The Fluid Reader is a large monitor tipped on
to its side. Over the screen of the monitor is a touch screen. On the
monitor an entire story displayed, in this case one called Harry The
Ape. Next to some of the words in the story are small triangles. When
the visitor touches one of these triangles, the sentence breaks at that
point, bends down, and grows a new sentence ending while the old ending
disappears. Many of these new sentence endings have small triangles
themselves that in turn reveal additional extensions to the sentences.
What's it about? Harry The Ape is about an ape who lives high
in a tree in a jungle. In the fur of Harry live several other creatures,
including a small mouse. In the fur of the mouse lives a family of fleas,
and so on down to the amoebas in the fleas' stomachs. The alternative
sentence endings do not change the story (this is not hypertext where
the visitor determines how the story ends) but instead adds additional
information, further explanations, details, asides, jokes and lies.

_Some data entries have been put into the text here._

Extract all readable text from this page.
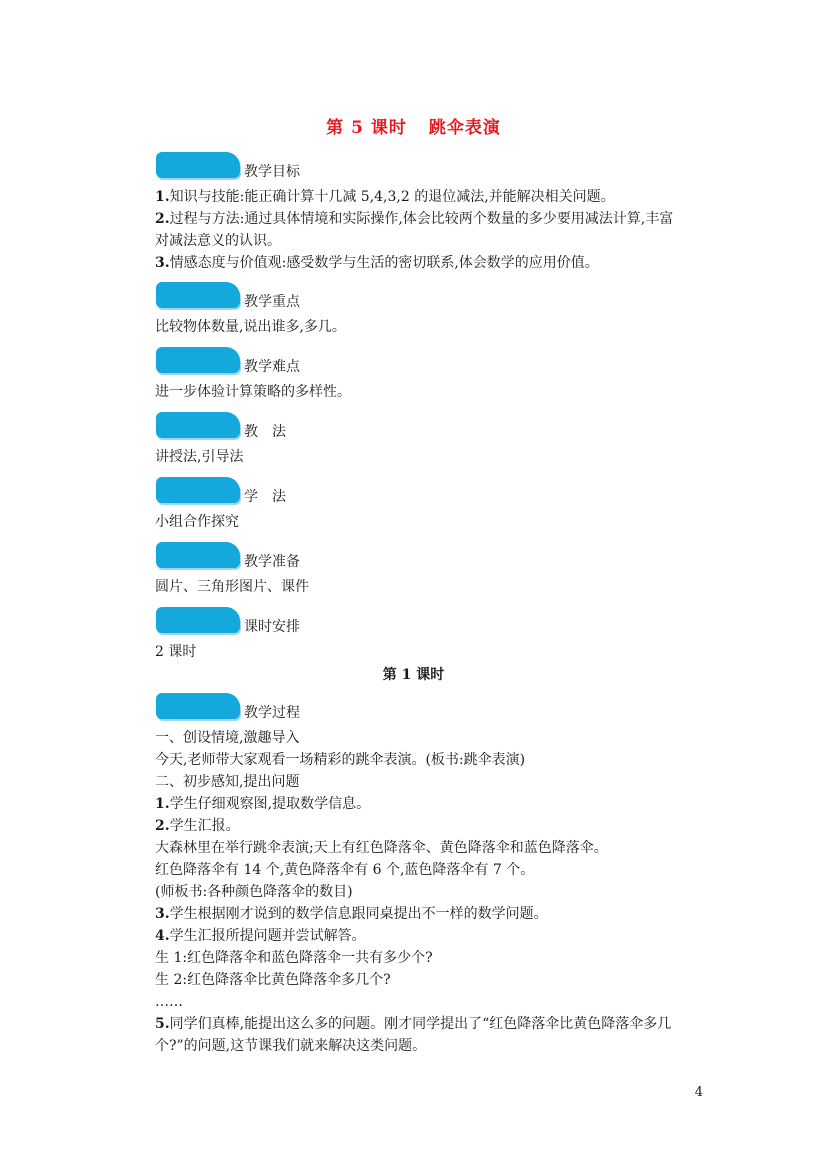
第 5 课时 跳伞表演
教学目标
1.知识与技能:能正确计算十几减 5,4,3,2 的退位减法,并能解决相关问题。
2.过程与方法:通过具体情境和实际操作,体会比较两个数量的多少要用减法计算,丰富
对减法意义的认识。
3.情感态度与价值观:感受数学与生活的密切联系,体会数学的应用价值。
教学重点
比较物体数量,说出谁多,多几。
教学难点
进一步体验计算策略的多样性。
教　法
讲授法,引导法
学　法
小组合作探究
教学准备
圆片、三角形图片、课件
课时安排
2 课时
第 1 课时
教学过程
一、创设情境,激趣导入
今天,老师带大家观看一场精彩的跳伞表演。(板书:跳伞表演)
二、初步感知,提出问题
1.学生仔细观察图,提取数学信息。
2.学生汇报。
大森林里在举行跳伞表演;天上有红色降落伞、黄色降落伞和蓝色降落伞。
红色降落伞有 14 个,黄色降落伞有 6 个,蓝色降落伞有 7 个。
(师板书:各种颜色降落伞的数目)
3.学生根据刚才说到的数学信息跟同桌提出不一样的数学问题。
4.学生汇报所提问题并尝试解答。
生 1:红色降落伞和蓝色降落伞一共有多少个?
生 2:红色降落伞比黄色降落伞多几个?
……
5.同学们真棒,能提出这么多的问题。刚才同学提出了“红色降落伞比黄色降落伞多几
个?”的问题,这节课我们就来解决这类问题。
4
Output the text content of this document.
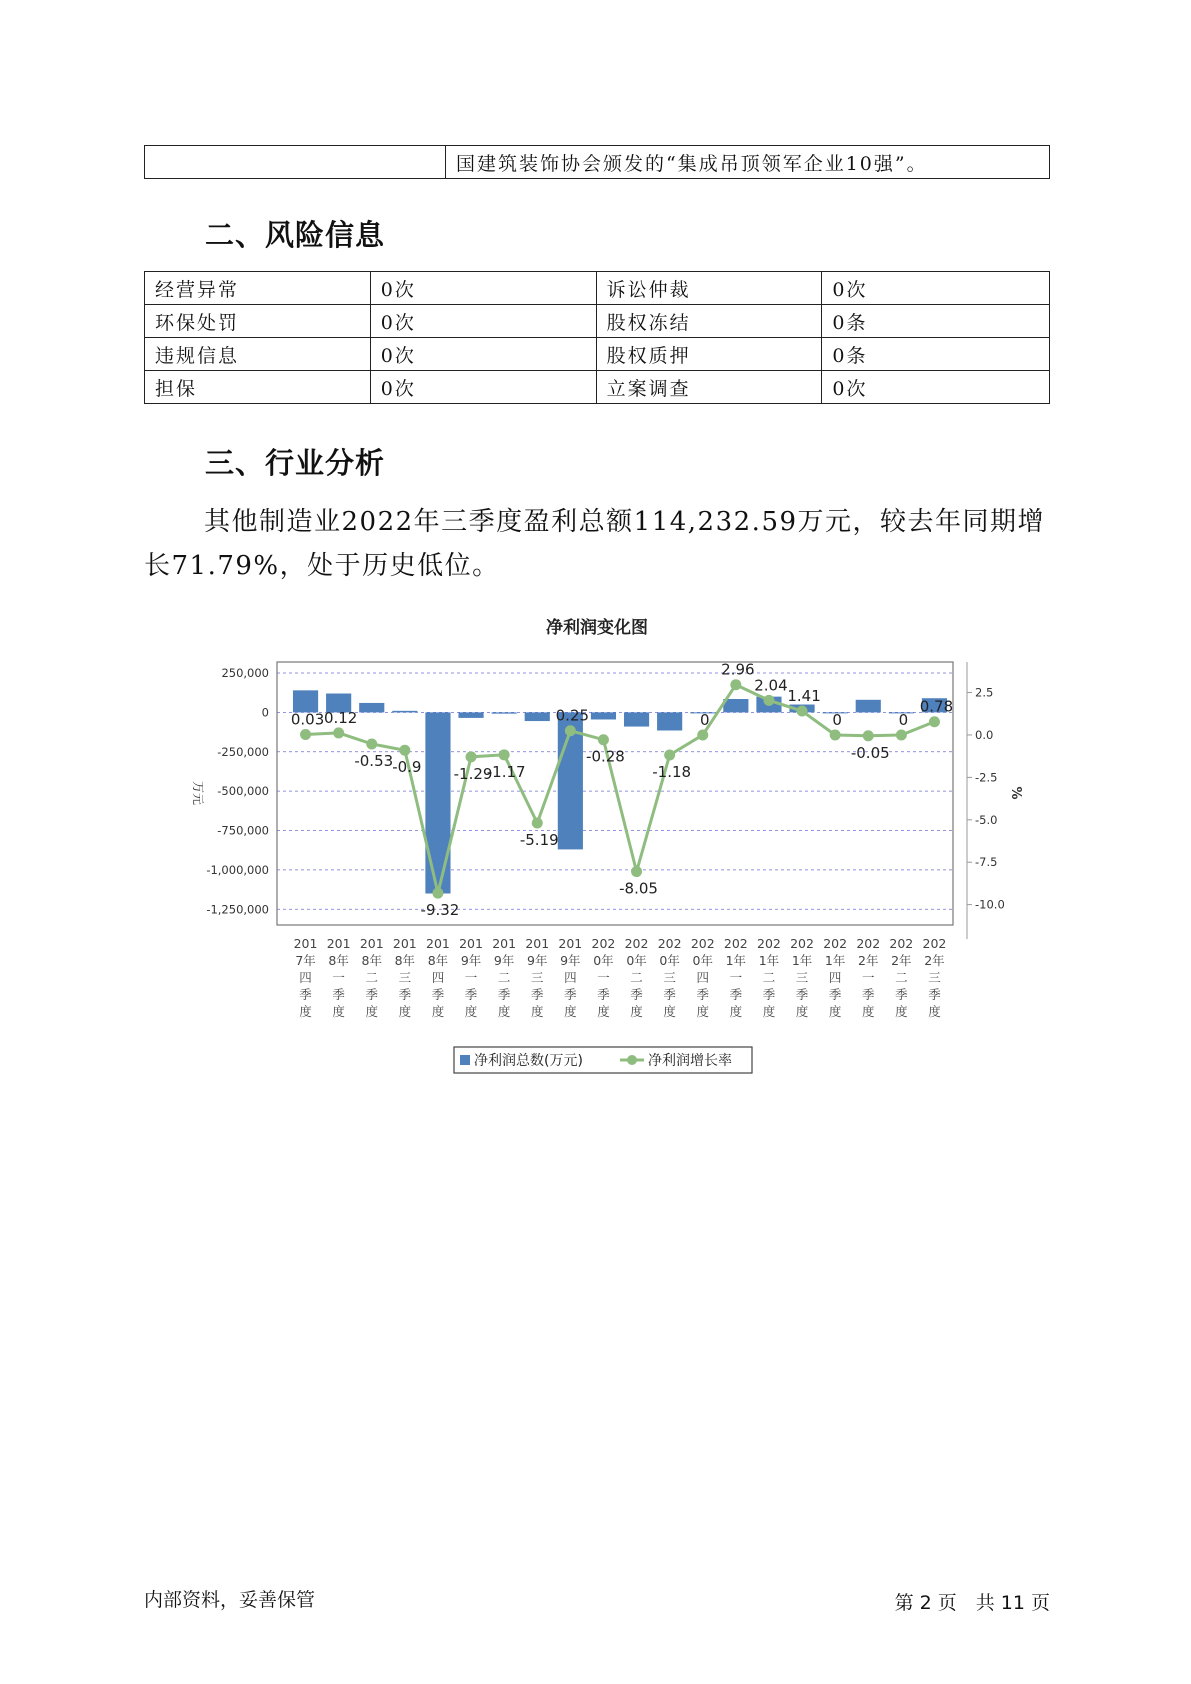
	国建筑装饰协会颁发的“集成吊顶领军企业10强”。
二、风险信息
经营异常	0次	诉讼仲裁	0次
环保处罚	0次	股权冻结	0条
违规信息	0次	股权质押	0条
担保	0次	立案调查	0次
三、行业分析
其他制造业2022年三季度盈利总额114,232.59万元，较去年同期增长71.79%，处于历史低位。
净利润变化图
250,000
0
-250,000
-500,000
-750,000
-1,000,000
-1,250,000
2.5
0.0
-2.5
-5.0
-7.5
-10.0
万元	%
0.03 0.12
-0.53 -0.9
-9.32
-1.29
-1.17
-5.19
0.25
-0.28
-8.05
-1.18
0
2.96
2.04
1.41
0
-0.05
0
0.78
201
7年
四
季
度
201
8年
一
季
度
201
8年
二
季
度
201
8年
三
季
度
201
8年
四
季
度
201
9年
一
季
度
201
9年
二
季
度
201
9年
三
季
度
201
9年
四
季
度
202
0年
一
季
度
202
0年
二
季
度
202
0年
三
季
度
202
0年
四
季
度
202
1年
一
季
度
202
1年
二
季
度
202
1年
三
季
度
202
1年
四
季
度
202
2年
一
季
度
202
2年
二
季
度
202
2年
三
季
度
净利润总数(万元)	净利润增长率
内部资料，妥善保管	第 2 页　共 11 页
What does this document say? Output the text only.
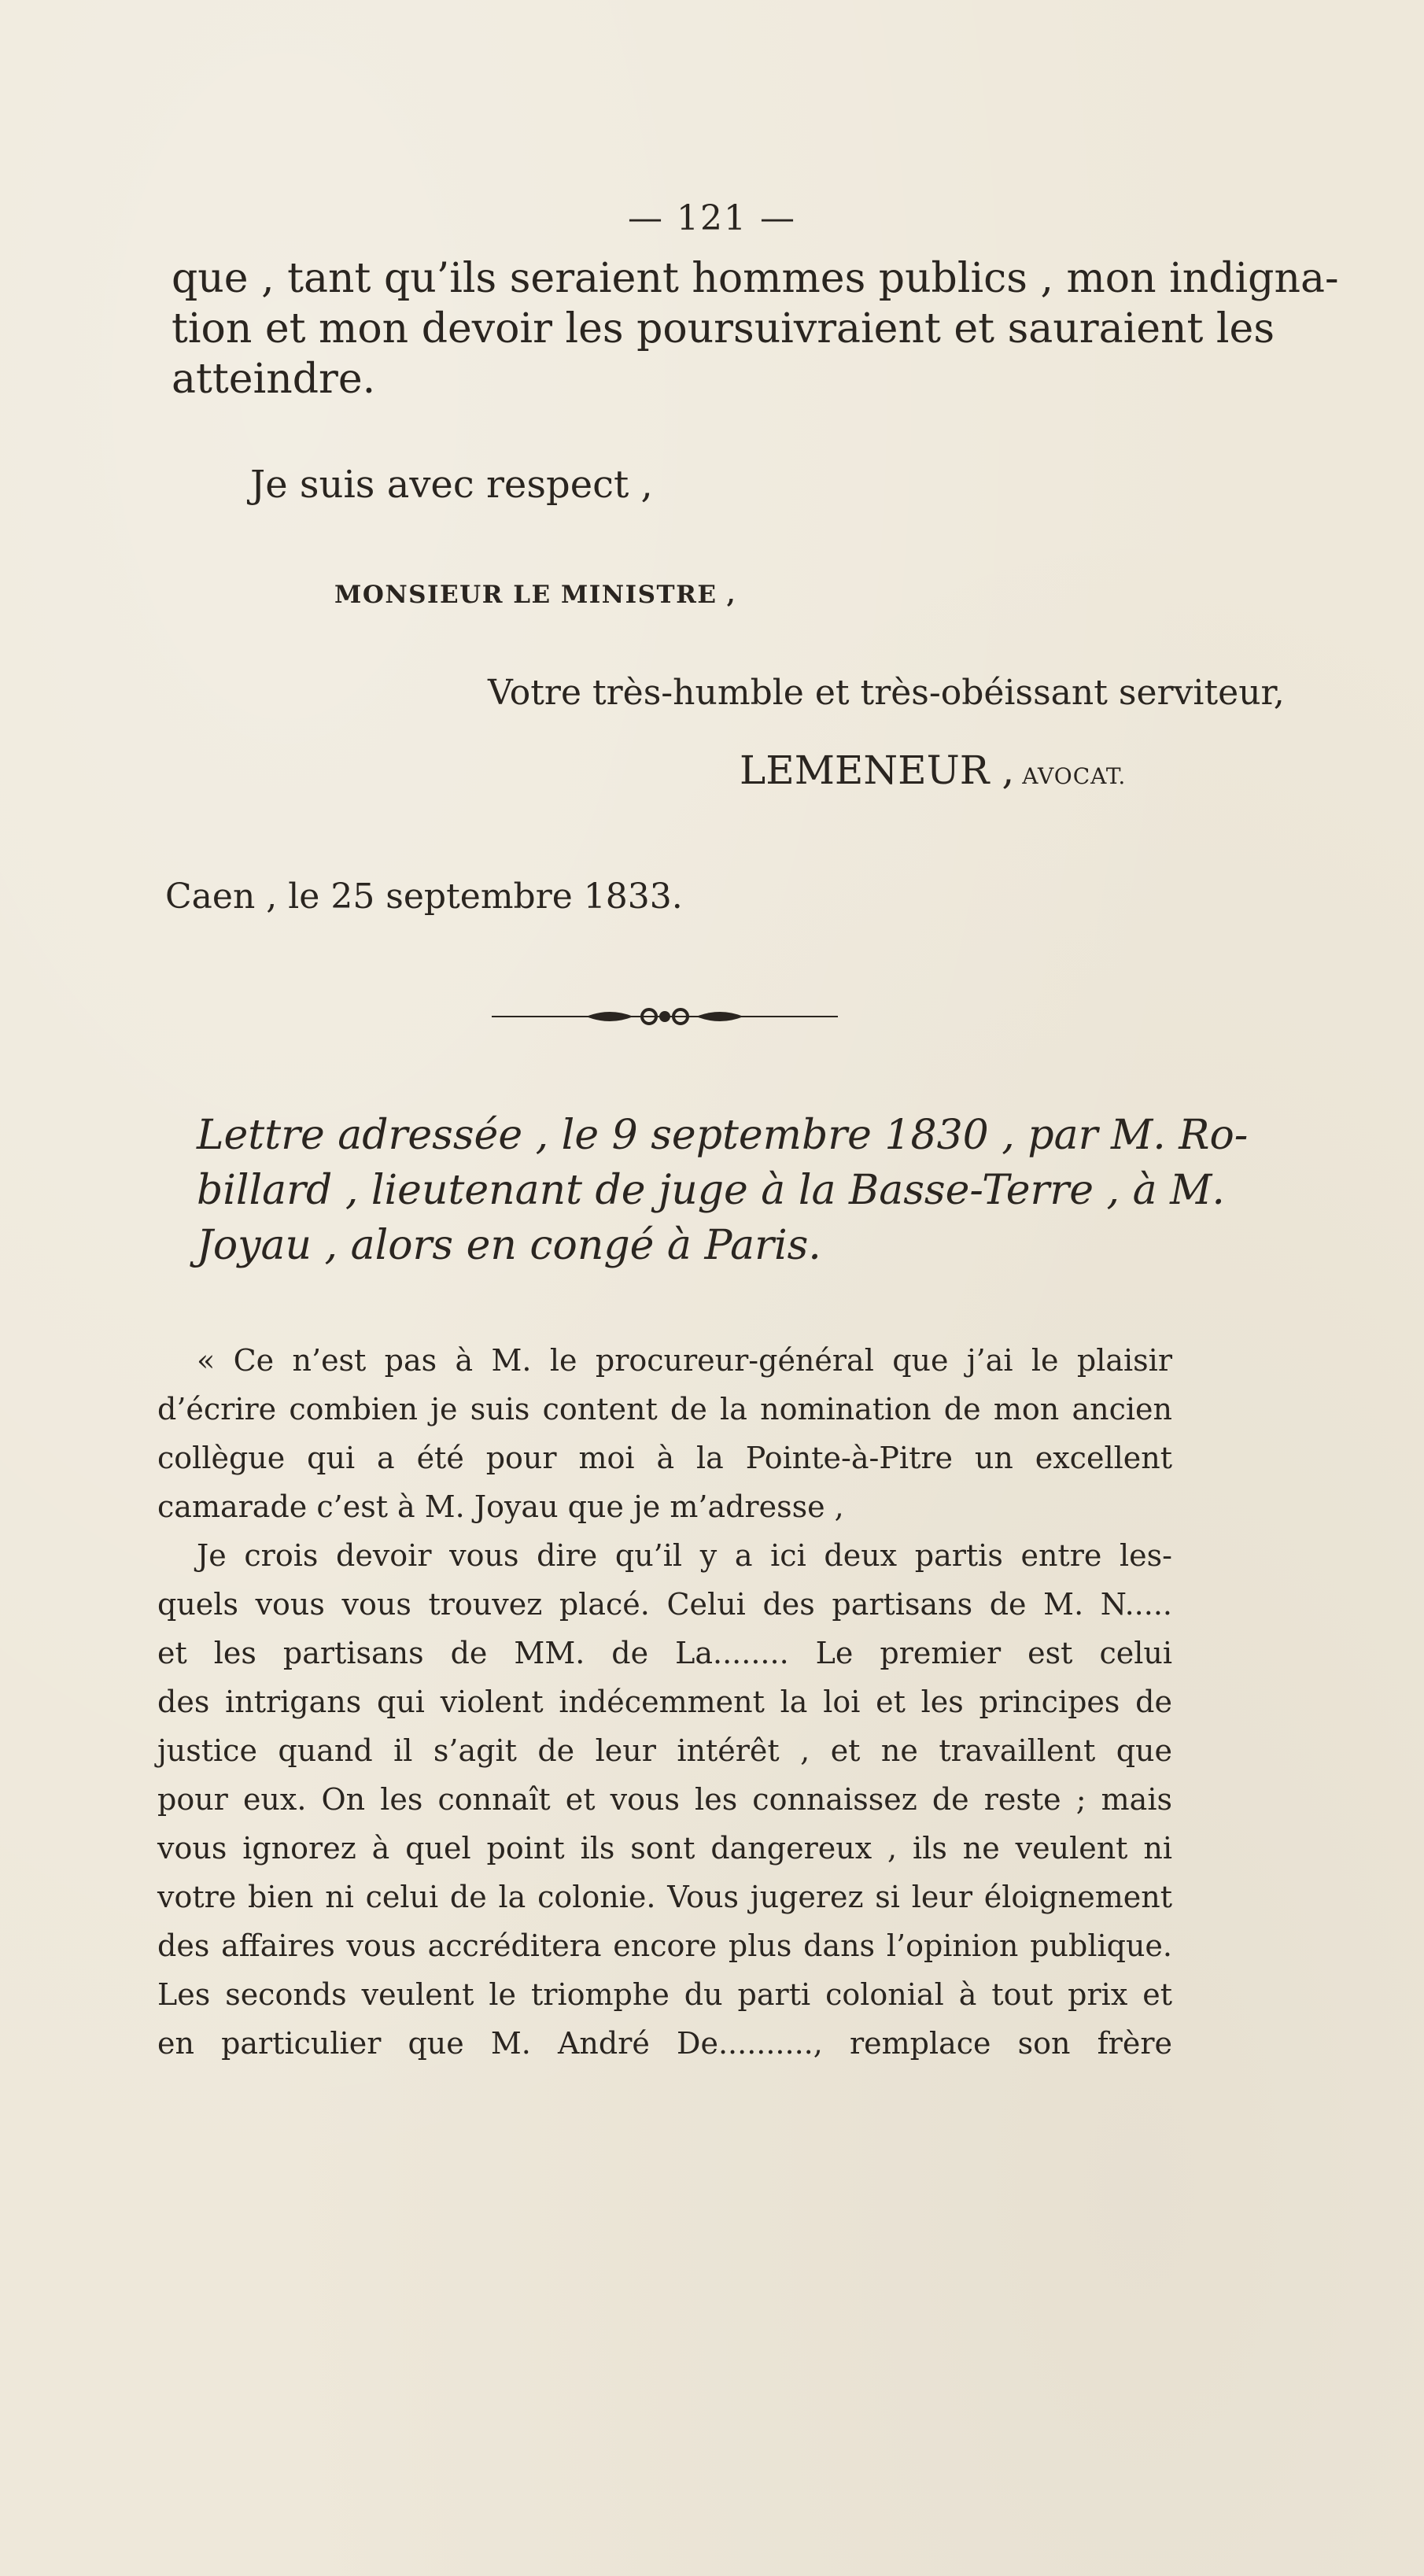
— 121 —
que , tant qu’ils seraient hommes publics , mon indigna-
tion et mon devoir les poursuivraient et sauraient les
atteindre.
Je suis avec respect ,
MONSIEUR LE MINISTRE ,
Votre très-humble et très-obéissant serviteur,
LEMENEUR , AVOCAT.
Caen , le 25 septembre 1833.
Lettre adressée , le 9 septembre 1830 , par M. Ro-
billard , lieutenant de juge à la Basse-Terre , à M.
Joyau , alors en congé à Paris.
« Ce n’est pas à M. le procureur-général que j’ai le plaisir
d’écrire combien je suis content de la nomination de mon ancien
collègue qui a été pour moi à la Pointe-à-Pitre un excellent
camarade c’est à M. Joyau que je m’adresse ,
Je crois devoir vous dire qu’il y a ici deux partis entre les-
quels vous vous trouvez placé. Celui des partisans de M. N.....
et les partisans de MM. de La........ Le premier est celui
des intrigans qui violent indécemment la loi et les principes de
justice quand il s’agit de leur intérêt , et ne travaillent que
pour eux. On les connaît et vous les connaissez de reste ; mais
vous ignorez à quel point ils sont dangereux , ils ne veulent ni
votre bien ni celui de la colonie. Vous jugerez si leur éloignement
des affaires vous accréditera encore plus dans l’opinion publique.
Les seconds veulent le triomphe du parti colonial à tout prix et
en particulier que M. André De.........., remplace son frère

It is closer to how a good storyteller changes how he or she tells a
story depending on who is listening and audience reactions.
What is the experiment? In Harry The Ape, RED is exploring
the new forms narrative can take when digital text becomes highly dynamic.
Just as importantly, RED is experimenting with constructing a deep resonance
between the content (animals that nest in size) and the medium (sentences
that nest inside of each other.)
How does it work? The Fluid Reader is based on a technology
invented at Xerox PARC that allows text to open up to reveal annotations
and comments. The program was written in the Java programming language.
The story itself was written in a special format that looks much like
a traditional outline but where the sub-headings are the alternative
sentence endings. The touch screen is built directly into the monitor
and tells the program which triangle the visitor touched.